DTaP-IPV-Hib vaccines are given to children 2, 4, 6, and 12 – 23 months of age. All adults who have not received this vaccine as children should receive a primary series of the vaccine. Adults who have been vaccinated but are at increased risk require a single lifetime booster dose of IPV. Health care workers are at a very high risk for contracting Polio.
Rubella is a disease caused by the rubella virus. It is also know as the German measles or the three- day measles. It is spread by direct contact with throat or nasal secretions of infected people. Inhaling droplets sprayed into the air when an infected person coughs, sneezes or talks can also transmit it.

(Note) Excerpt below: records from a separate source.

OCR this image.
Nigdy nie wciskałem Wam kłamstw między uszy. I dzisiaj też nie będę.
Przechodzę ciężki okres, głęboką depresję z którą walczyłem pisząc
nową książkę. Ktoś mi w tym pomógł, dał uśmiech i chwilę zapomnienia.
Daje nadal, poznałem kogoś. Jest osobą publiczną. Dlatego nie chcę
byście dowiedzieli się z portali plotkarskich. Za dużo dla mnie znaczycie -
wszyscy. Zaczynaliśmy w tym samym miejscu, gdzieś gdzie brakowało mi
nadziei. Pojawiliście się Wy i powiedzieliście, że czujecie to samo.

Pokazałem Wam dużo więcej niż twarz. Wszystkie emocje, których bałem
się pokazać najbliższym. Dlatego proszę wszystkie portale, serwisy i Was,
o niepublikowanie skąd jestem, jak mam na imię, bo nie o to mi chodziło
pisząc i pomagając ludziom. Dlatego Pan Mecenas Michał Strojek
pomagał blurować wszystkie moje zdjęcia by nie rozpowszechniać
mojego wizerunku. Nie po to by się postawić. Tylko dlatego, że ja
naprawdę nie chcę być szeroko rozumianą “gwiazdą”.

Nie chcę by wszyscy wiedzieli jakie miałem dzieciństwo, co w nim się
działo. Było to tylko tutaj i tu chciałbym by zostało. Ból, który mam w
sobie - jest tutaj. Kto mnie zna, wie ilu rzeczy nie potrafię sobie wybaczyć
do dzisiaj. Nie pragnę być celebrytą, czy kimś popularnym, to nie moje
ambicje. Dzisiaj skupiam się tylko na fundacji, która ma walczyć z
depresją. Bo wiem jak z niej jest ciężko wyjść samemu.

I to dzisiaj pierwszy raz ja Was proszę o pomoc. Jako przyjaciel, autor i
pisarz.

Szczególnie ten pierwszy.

The disease is often very mild and the symptoms often pass unnoticed. The disease usually lasts 1-3 days. Children recover more quickly than adults. If a pregnant woman is infected it can be very serious and can pass on congenital rubella syndrome to the infant.
Regardless of the age, all health care workers should receive one dose of MMR vaccine if they don’t have documented evidence that they have received the vaccine or laboratory blood work evidence of immunity.
Varicella is a highly contagious disease caused by the varicella zoster virus (VZV). It is also known as the Chickenpox. The virus is an airborne disease, which is spread through the sneezing and coughing of infected individuals or through direct contact with rash secretions.
Symptoms include a fluid filled, raised skin rash mainly on the body and head but not so much on the limbs at first. The rash develops into an itchy, red, body rash that usually heals without scarring. Early symptoms can include; nausea, aching muscles, headache and loss of appetite. An individual is contagious 1-2 days before the symptoms appear and until all the lesions have crusted over (6 days or so).
Health care workers should receive two doses of varicella vaccine if they have not been previously vaccinated or do not have evidence of immunity to varicella.